David Lynch is no stranger to using the femme-fatal archetype. In Lost Highway (1997), Patricia Arquette stars as Renee Madison and Alice Wakefield, each of whom have very distinct dissimilarities. However, much of the film’s evidence points to the idea that they are indeed the same person. But, are they really?

After Fred (Bill Pullman) begins to suspect his wife Renee of infidelity, he kills her in a crime of passion. Unable to live with his actions, Fred then creates an alternate reality in which everything about his life is different, including his own identity and lover.

After Fred’s transformation into Pete (Balthazar Getty), Alice soon becomes the object of the young mechanic’s affection. But, like Fred and Renee’s situation, Pete and Alice’s relationship is troubled. Alice is already the mistress of Mr. Eddie (Robert Loggia), a volatile gangster who employs the damsel in the porn films he produces.

There are intentionally contrasting pieces of evidence that hint the truth behind the Renee-Alice connection.

Both Renee and Alice’s appearances, particularly their wardrobe, are in stark contrast to one another. Renee wears darker-colored clothing and has red hair, while Alice wears lighter-colored clothing and has blonde hair.

Early in the film, as Fred and Renee make unsatisfying love, Renee wraps her hand around Fred’s neck. Her nails are painted black. This scene is mirrored later in the film when Pete makes passionate love to Alice. Contrasting her alter ego, Alice’s nails are painted white.

Moments after a particularly grisly murder, Pete spots a rather puzzling photograph in the victim’s living room that shows both Renee and Alice, standing side by side.

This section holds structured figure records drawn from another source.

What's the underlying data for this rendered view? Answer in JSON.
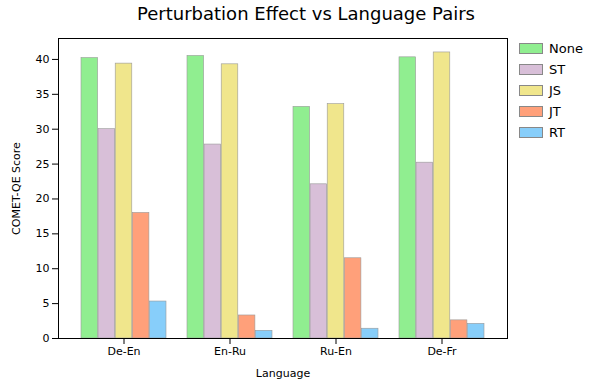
{
  "chart_data": {
    "type": "bar",
    "title": "Perturbation Effect vs Language Pairs",
    "x_label": "Language",
    "y_label": "COMET-QE Score",
    "categories": [
      "De-En",
      "En-Ru",
      "Ru-En",
      "De-Fr"
    ],
    "series": [
      {
        "name": "None",
        "color": "#90ee90",
        "values": [
          40.2,
          40.5,
          33.2,
          40.3
        ]
      },
      {
        "name": "ST",
        "color": "#d8bfd8",
        "values": [
          30.0,
          27.8,
          22.1,
          25.2
        ]
      },
      {
        "name": "JS",
        "color": "#f0e68c",
        "values": [
          39.4,
          39.3,
          33.6,
          41.0
        ]
      },
      {
        "name": "JT",
        "color": "#ffa07a",
        "values": [
          18.0,
          3.3,
          11.5,
          2.6
        ]
      },
      {
        "name": "RT",
        "color": "#87cefa",
        "values": [
          5.3,
          1.1,
          1.4,
          2.1
        ]
      }
    ],
    "ylim": [
      0,
      43
    ],
    "yticks": [
      0,
      5,
      10,
      15,
      20,
      25,
      30,
      35,
      40
    ],
    "grid": false,
    "legend": "upper right"
  }
}
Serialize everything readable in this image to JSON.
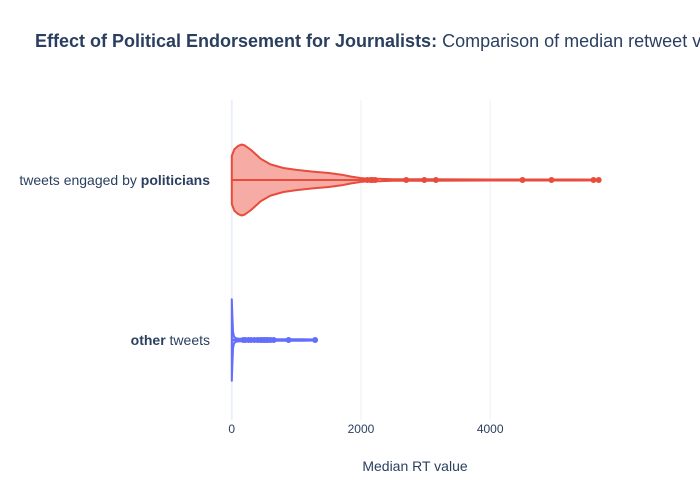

However, when the police arrive on the scene, only Renee appears in the photograph.

So are Renee and Alice really the same person? The answer is: sort of. Renee is dark and Alice is light. Renee is Alice’s opposite, her negative, and vice versa. But, most of all, both serve as the crown jewel to the male protagonists.

Before Pete’s reversion back to Fred, Alice whispers in his hear, “You’ll never have me.” This is a reminder that no matter what, the protagonist, whoever he is, will never get the film’s femme-fatale, no matter who she is.